Chicken Pot Pie Recipe
7 tbsp butter
2.2 lbs chicken
1 onion, finely chopped
3 cloves garlic, minced
2 cups champignon mushrooms, sliced
1 tbsp Salt
1 tbsp Pepper
1 tbsp Nutmeg
2 sprigs thyme
1 cup milk
2 cups half & half
1 sheet puff pastry
1. Preheat the oven to 380F.
2. In a pan over medium-high heat, melt 3.5 tbsp butter and cook 2.2 lbs diced chicken until the chicken is tender and brown.
3. Place the chicken aside, in a bowl, and return the pan to the stove.
4. Melt 3.5 tbsp butter and drizzle some olive oil into the pan. Begin to saute the chopped onion and garlic. Once aromatic, add the mushrooms, chicken, salt, pepper, nutmeg and thyme.

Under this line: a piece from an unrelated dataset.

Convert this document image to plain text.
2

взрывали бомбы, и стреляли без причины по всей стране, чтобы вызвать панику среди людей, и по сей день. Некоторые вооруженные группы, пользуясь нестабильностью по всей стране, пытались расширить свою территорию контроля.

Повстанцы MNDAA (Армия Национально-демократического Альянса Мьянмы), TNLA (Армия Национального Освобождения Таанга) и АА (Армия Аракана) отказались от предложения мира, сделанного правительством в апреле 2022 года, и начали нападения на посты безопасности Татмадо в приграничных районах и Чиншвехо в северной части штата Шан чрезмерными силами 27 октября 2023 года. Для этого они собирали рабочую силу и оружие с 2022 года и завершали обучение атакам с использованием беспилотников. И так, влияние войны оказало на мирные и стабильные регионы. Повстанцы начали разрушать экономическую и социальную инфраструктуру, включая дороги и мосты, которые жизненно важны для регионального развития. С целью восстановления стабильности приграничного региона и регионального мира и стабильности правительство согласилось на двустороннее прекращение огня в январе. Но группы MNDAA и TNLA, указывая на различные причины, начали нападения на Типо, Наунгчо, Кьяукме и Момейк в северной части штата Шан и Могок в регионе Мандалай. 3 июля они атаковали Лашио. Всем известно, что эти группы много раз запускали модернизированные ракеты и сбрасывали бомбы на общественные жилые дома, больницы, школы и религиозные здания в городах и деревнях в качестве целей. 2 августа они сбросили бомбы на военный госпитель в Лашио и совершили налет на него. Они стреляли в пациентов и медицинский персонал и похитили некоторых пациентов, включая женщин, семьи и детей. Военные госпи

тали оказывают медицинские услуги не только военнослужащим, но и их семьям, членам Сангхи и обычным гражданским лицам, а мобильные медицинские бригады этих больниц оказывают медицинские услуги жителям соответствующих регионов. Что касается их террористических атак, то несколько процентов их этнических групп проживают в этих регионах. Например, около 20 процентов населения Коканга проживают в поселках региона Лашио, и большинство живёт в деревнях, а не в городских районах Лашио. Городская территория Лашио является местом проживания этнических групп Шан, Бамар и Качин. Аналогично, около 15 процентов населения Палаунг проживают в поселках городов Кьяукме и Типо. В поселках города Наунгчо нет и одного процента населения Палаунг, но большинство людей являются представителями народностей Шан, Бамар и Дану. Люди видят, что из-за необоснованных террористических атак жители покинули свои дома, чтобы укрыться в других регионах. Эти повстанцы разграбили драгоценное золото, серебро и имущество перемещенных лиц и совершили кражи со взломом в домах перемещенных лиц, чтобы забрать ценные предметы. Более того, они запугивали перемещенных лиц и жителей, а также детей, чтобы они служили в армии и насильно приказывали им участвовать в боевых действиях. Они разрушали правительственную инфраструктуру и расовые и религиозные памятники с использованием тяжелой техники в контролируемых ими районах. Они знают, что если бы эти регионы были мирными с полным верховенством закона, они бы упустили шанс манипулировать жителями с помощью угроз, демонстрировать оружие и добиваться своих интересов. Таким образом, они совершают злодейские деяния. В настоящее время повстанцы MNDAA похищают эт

5. Stir well. Then, pour in 1 cup milk and 2 cups cream. Bring to a simmer for a few minutes.
6. Once ready, remove from heat and allow to cool. Then, transfer to an oven safe bowl.
7. Take the puff pastry sheet and place it over the bowl. Press down the edges with your fingertips, flour your finger if necessary. Cut the excess dough from the corners of the sheet.
8. Optional: use the remaining dough to create cutouts and decorate the top of the pie. Use the egg wash to stick them to the dough.
9. Brush the entire dough lid with egg wash and bake for 20 minutes, or until golden brown.